Matthew Seftel, MBChB, MPH, MRCP(U.K.), FRCPC
Dr. Seftel is a hematologist/oncologist based at Princess Margaret Hospital in Toronto. He is a member of the Leukemia Group and leads the Allogeneic Blood and Marrow Transplantation Program. He is an Associate Professor at the University of Toronto in the Division of Internal Medicine. He is actively involved in clinical trials and outcomes-based research related to hematological malignancies and blood and marrow transplantation.

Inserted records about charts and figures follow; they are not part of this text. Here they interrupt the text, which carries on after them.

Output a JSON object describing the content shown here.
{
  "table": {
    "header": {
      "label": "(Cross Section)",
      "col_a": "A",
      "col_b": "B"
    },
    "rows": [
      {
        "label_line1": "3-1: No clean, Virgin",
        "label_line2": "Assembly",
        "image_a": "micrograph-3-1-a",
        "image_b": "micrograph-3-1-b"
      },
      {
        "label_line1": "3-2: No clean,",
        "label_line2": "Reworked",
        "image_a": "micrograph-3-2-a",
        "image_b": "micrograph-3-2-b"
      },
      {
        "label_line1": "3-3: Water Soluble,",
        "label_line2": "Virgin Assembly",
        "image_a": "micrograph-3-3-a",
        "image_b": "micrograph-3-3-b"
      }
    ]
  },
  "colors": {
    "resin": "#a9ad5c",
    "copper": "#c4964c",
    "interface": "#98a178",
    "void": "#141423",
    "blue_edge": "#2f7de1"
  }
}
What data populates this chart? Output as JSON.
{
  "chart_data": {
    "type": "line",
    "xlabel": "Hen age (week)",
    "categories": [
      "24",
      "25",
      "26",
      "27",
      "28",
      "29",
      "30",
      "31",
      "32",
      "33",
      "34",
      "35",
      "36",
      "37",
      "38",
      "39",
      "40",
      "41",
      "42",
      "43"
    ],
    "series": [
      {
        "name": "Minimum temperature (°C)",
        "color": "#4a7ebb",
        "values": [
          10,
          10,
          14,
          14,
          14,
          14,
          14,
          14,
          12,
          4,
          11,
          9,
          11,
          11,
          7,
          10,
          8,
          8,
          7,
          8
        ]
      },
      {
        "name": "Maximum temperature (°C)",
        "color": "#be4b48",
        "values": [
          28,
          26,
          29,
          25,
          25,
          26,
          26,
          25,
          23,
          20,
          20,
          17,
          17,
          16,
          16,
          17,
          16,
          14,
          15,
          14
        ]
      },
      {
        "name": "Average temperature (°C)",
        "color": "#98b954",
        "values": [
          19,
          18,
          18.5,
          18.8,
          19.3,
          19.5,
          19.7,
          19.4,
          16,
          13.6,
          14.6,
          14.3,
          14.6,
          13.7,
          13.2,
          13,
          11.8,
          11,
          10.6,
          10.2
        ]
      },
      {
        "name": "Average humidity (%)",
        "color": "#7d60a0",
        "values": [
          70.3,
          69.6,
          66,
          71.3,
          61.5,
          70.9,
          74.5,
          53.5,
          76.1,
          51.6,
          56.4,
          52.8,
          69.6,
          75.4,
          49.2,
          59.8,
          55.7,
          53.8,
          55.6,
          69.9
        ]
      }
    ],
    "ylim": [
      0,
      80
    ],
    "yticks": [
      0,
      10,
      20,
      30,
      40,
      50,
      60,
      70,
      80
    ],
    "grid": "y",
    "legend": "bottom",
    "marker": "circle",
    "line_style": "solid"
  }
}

Sunil Verma, MD, MSEd, FRCPC
Dr. Sunil Verma is a medical oncologist and the Chair of Breast Medical Oncology at the Sunnybrook Odette Cancer Centre in Toronto, Ontario. He is also an Associate Professor at the University of Toronto. Dr. Verma completed his medical degree and postgraduate training in internal medicine and medical oncology at the University of Alberta. He completed a fellowship in breast cancer at the University of Toronto and a master’s degree in medical education at the University of Southern California. Dr. Verma is internationally recognized for his educational leadership and research in breast and lung cancers. He has led and created numerous innovative educational projects in oncology and won several teaching and mentoring awards. Dr. Verma’s research interests include reducing the toxicity of systemic treatment, developing novel therapies for breast and lung cancers, and medical education. He is the principal investigator for many clinical trials in breast and lung cancers, including an international phase III trial in breast cancer, and has authored or co-authored articles appearing in publications such as the Journal of Clinical Oncology, Cancer, The Oncologist, Lancet Oncology, Lancet, and The New England Journal of Medicine.